Between daydreams and denial
Whereas Sudan urgently needs a political solution to its current crisis, the government is in denial and the opposition refuses to let up until the whole regime falls, writes Asmaa El-Husseini
Once again, Sudan is dealing with its problems using the same old tricks: it played down the size and influence of popular demonstrations that began last month to protest against price hikes on goods and the elimination of fuel subsidies.
Protests escalated to condemning all of the regime's policies and demanding its overthrow -- like in other Arab revolutions, the people of Sudan have started labelling each Friday to encourage protesters. There was "Sandstorm Friday" and "Lick the Elbow Friday" -- in reference to the expression the regime used to challenge the opposition. Last Friday was "Outlaw Friday", which is how Sudan's president, Omar Al-Bashir, described protesters in a recent speech.

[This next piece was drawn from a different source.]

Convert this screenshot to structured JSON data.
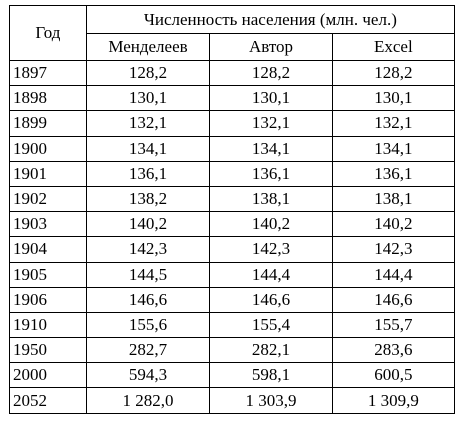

The regime refuses to take responsibility for the state of affairs in Sudan after 23 years under its rule. Not only does it deny responsibility and refuse to apologise, but it also continues in its old ways of understating problems and disparaging the opposition. There are no protests, according to some leaders, or they are merely sabotage operations committed by outlaws or others who are being manipulated by Zionist, Western, international or South Sudan conspiracies (the latter which supports armed rebels in Darfur).
The regime has tried to distort the image of peaceful protesters and accuse them of damaging government installations and burning down institutions, including trying to burn down the Sudanese embassy in London where protesters gathered barefoot in large numbers. These offensive claims and accusations have surfaced many times before against regime opponents in the North and South, which make it impossible to genuinely solve any of the country's problems.
Today, demonstrations are attracting world attention and draw more criticism against the regime. Despite the difficulties facing protesters, including the iron fist of Sudan's security agencies, the people are not standing down. There is also heated competition between two camps in Sudan: one wanting to ignite protests to topple the regime after it destroyed the country's unity and threatens to fragment it further if it remains in power; the other camp comprised of the government and its supporters who will organise their own counter protests Friday to defend God and country and which are likely to be well organised.
Responding to demonstrations with counter-protests and offsetting mobilisation with counter-mobilisation will not resolve Sudan's problems, however. There is a dire need for Sudan to avoid sacrificing more, as it has done for decades, in terms of the unity of its people, territories, reputation and dignity of its people who were dispersed everywhere inside and outside Sudan as refugees or internally displaced persons.
Today, there is a dire need to end the bloodshed in unrelenting wars in Darfur, South Kordofan and Blue Nile, and bring the people together in unity. But this is impossible without real solutions, whereby the regime makes genuine sacrifices to end bloodshed inside the country and with neighbouring South Sudan. The best way is the shortest way, unlike the solutions the regime adopted in the past that led nowhere except wasting Sudan's chances at stability, development and progress, while instigating division, discord and war amongst the people.
Finding a political solution is essential for the salvation of all Sudanese people. But the regime rejects the notion and hopes to continue its crackdown on protests, which it insists are limited. It is counting on its ability to resolve the country's economic problems in the next few months, despite the bleak outlook. In turn, the opposition wants to manipulate demonstrations and expand them, not stopping until the regime is removed, without the least consideration on the difficulties and challenges ahead in achieving this goal.
The greatest obstacle in the path of a political solution is the lack of confidence shared across the key players, especially regarding the government, which the opposition views as duplicitous if not criminal.